Re: [PATCH 06/23] drm/xe/svm: Introduce a helper to build sg table from hmm range

Jason Gunthorpe <jgg@xxxxxxxxxx> · Tue, 30 Apr 2024 21:09:15 -0300

On Tue, Apr 30, 2024 at 08:57:48PM +0200, Daniel Vetter wrote:
> On Tue, Apr 30, 2024 at 02:30:02PM -0300, Jason Gunthorpe wrote:
> > On Mon, Apr 29, 2024 at 10:25:48AM +0200, Thomas Hellström wrote:
> > 
> > > > Yes there is another common scheme where you bind a window of CPU to
> > > > a
> > > > window on the device and mirror a fixed range, but this is a quite
> > > > different thing. It is not SVA, it has a fixed range, and it is
> > > > probably bound to a single GPU VMA in a multi-VMA device page table.
> > > 
> > > And this above here is exactly what we're implementing, and the GPU
> > > page-tables are populated using device faults. Regions (large) of the
> > > mirrored CPU mm need to coexist in the same GPU vm as traditional GPU
> > > buffer objects.
> > 
> > Well, not really, if that was the case you'd have a single VMA over
> > the entire bound range, not dynamically create them.
> > 
> > A single VMA that uses hmm_range_fault() to populate the VM is
> > completely logical.
> > 
> > Having a hidden range of mm binding and then creating/destroying 2M
> > VMAs dynamicaly is the thing that doesn't make alot of sense.
> 
> I only noticed this thread now but fyi I did dig around in the
> implementation and it's summarily an absolute no-go imo for multiple
> reasons. It starts with this approach of trying to mirror cpu vma (which I
> think originated from amdkfd) leading to all kinds of locking fun, and
> then it gets substantially worse when you dig into the details.

:(

Why does the DRM side struggle so much with hmm_range fault? I would
have thought it should have a fairly straightforward and logical
connection to the GPU page table.

FWIW, it does make sense to have both a window and a full MM option
for hmm_range_fault. ODP does both and it is fine..

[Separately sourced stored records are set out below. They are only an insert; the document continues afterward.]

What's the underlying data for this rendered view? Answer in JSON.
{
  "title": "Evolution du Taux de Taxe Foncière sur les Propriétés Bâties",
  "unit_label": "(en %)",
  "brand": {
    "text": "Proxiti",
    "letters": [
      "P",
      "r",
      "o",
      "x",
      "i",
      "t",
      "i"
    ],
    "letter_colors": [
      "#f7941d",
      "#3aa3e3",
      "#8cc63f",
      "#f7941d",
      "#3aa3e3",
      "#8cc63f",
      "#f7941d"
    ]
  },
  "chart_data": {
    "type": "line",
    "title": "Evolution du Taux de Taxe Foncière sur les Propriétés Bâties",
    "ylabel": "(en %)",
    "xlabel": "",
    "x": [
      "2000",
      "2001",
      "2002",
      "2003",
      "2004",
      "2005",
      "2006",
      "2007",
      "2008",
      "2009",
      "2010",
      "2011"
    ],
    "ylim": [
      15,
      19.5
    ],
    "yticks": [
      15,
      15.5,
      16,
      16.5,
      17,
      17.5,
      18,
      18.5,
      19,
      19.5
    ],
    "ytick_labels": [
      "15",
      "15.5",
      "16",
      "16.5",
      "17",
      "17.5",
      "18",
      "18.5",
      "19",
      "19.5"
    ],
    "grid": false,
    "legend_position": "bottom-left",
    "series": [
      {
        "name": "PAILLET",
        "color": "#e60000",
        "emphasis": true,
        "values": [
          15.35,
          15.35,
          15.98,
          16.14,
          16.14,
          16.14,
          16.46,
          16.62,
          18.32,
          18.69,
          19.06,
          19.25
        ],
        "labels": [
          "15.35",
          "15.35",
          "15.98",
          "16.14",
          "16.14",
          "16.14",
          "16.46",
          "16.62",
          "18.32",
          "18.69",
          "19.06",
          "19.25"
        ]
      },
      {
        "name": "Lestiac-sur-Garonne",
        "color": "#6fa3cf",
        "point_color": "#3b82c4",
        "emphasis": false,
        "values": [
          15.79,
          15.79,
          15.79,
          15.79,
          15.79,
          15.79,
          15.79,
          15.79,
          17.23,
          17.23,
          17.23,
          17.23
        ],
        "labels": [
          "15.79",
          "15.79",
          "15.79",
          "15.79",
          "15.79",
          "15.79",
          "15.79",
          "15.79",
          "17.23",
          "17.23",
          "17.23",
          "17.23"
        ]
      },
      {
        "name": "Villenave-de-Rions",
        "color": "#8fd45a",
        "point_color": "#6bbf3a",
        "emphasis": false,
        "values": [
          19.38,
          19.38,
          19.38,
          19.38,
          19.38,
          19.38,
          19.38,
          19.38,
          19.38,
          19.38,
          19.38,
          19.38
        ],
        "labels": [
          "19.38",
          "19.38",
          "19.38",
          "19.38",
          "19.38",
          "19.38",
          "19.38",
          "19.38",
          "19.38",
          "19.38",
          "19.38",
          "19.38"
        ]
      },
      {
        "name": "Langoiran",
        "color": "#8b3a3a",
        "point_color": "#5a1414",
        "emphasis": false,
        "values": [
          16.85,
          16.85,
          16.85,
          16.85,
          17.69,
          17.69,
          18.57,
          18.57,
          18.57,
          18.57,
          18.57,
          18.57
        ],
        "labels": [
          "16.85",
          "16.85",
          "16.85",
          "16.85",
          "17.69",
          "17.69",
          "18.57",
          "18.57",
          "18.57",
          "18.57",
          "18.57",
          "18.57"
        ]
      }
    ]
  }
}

> I think until something more solid shows up you can just ignore this. I do
> fully agree that for sva the main mirroring primitive needs to be page
> centric, so dma_map_sg. 
              ^^^^^^^^^^

dma_map_page

> There's a bit a question around how to make the
> necessary batching efficient and the locking/mmu_interval_notifier scale
> enough, but I had some long chats with Thomas and I think there's enough
> option to spawn pretty much any possible upstream consensus. So I'm not
> worried.

Sure, the new DMA API will bring some more considerations to this as
well. ODP uses a 512M granual scheme and it seems to be OK. By far the
worst part of all this is the faulting performance. I've yet hear any
complains about mmu notifier performance..

> But first this needs to be page-centric in the fundamental mirroring
> approach.

Yes

Jason